World Peace Suffers From War in Ukraine and Economic Situation After Corona Crisis
The conflict in Ukraine and the economic situation after the corona pandemic are having an impact on world peace. The Global Peace Index has fallen to its lowest point in 15 years, according to the 16th index published Wednesday by the Institute for Economics and Peace.
In the country ranking of the index, Belgium is in 22nd place, out of 163 countries. That’s two places better than the previous index.

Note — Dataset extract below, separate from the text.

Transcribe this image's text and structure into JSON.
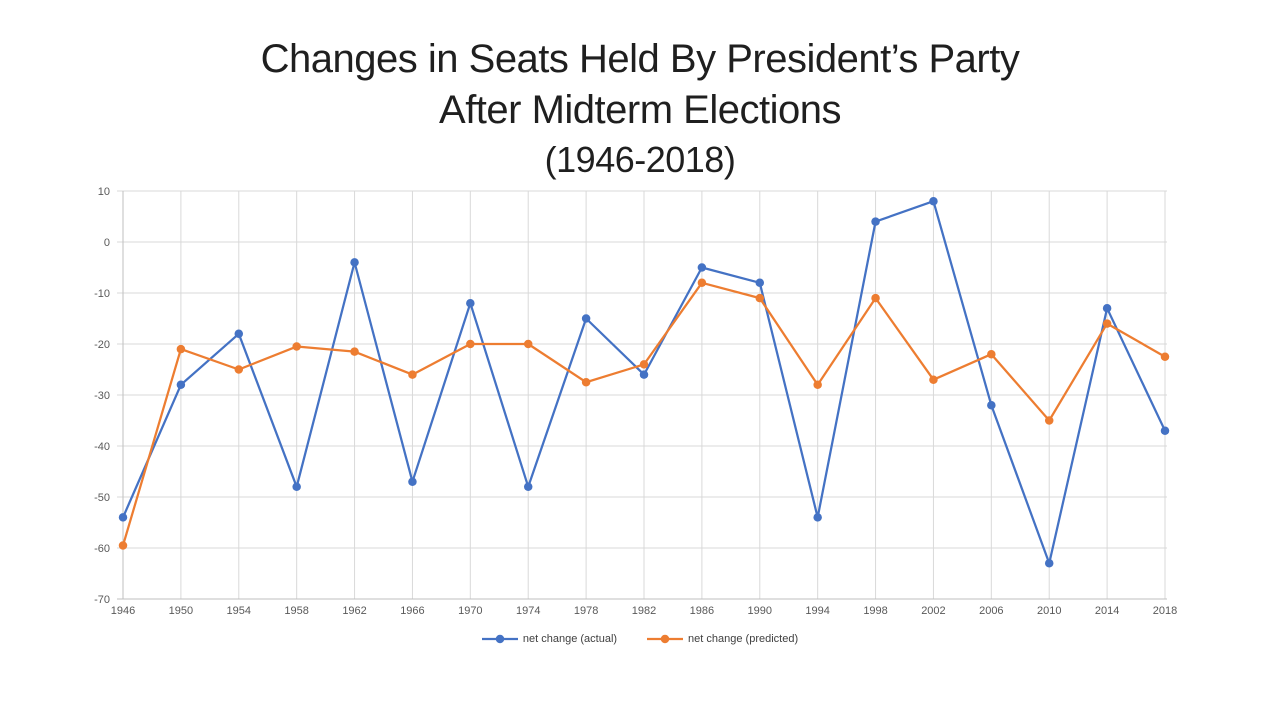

The report shows that the average peace level has decreased (by 0.3 percent). In 90 countries the situation has improved, in 71 there was a deterioration. Since 2008, however, the situation in the world has become less and less peaceful. The index fell by an average of 3.2 percent.
The main cause is the ongoing conflicts. The indicator “deaths from external conflicts” saw the biggest change, rising more than 4 percent due to the Russian invasion of Ukraine. Both countries are therefore among the five nations with the greatest deterioration of peace.
Defence spending declined in 2021, according to the index, but the possible increase in NATO countries’ military spending, to the 2 percent mark of GDP, could affect the peace level in the coming years.
The indicator ‘relations with neighbouring countries’, on the other hand, had its worst score, also due to the conflict in Ukraine. This mainly concerns the countries around Russia.
The corona pandemic and its economic consequences also left their mark on world peace. Many countries have witnessed protests and violence against governments’ management of the pandemic. In no fewer than 126 of the 163 countries, the indicator for the intensity of violent manifestations has deteriorated.
Iceland remains the most peaceful country on the country list, ever since the index was created in 2008, followed by New Zealand and Ireland. At the bottom of the ranking, Syria, Yemen and Afghanistan are in last place.
The violence also had an impact on the global economy in 2021. The cost to the global economy was thus $16.5 trillion, or 10.9 percent of global GDP, or the equivalent of $2,117 per person. The cost has increased by 12.4 percent from the previous year, largely due to the increase in military spending.
The report refers to 99.7 percent of the world’s population.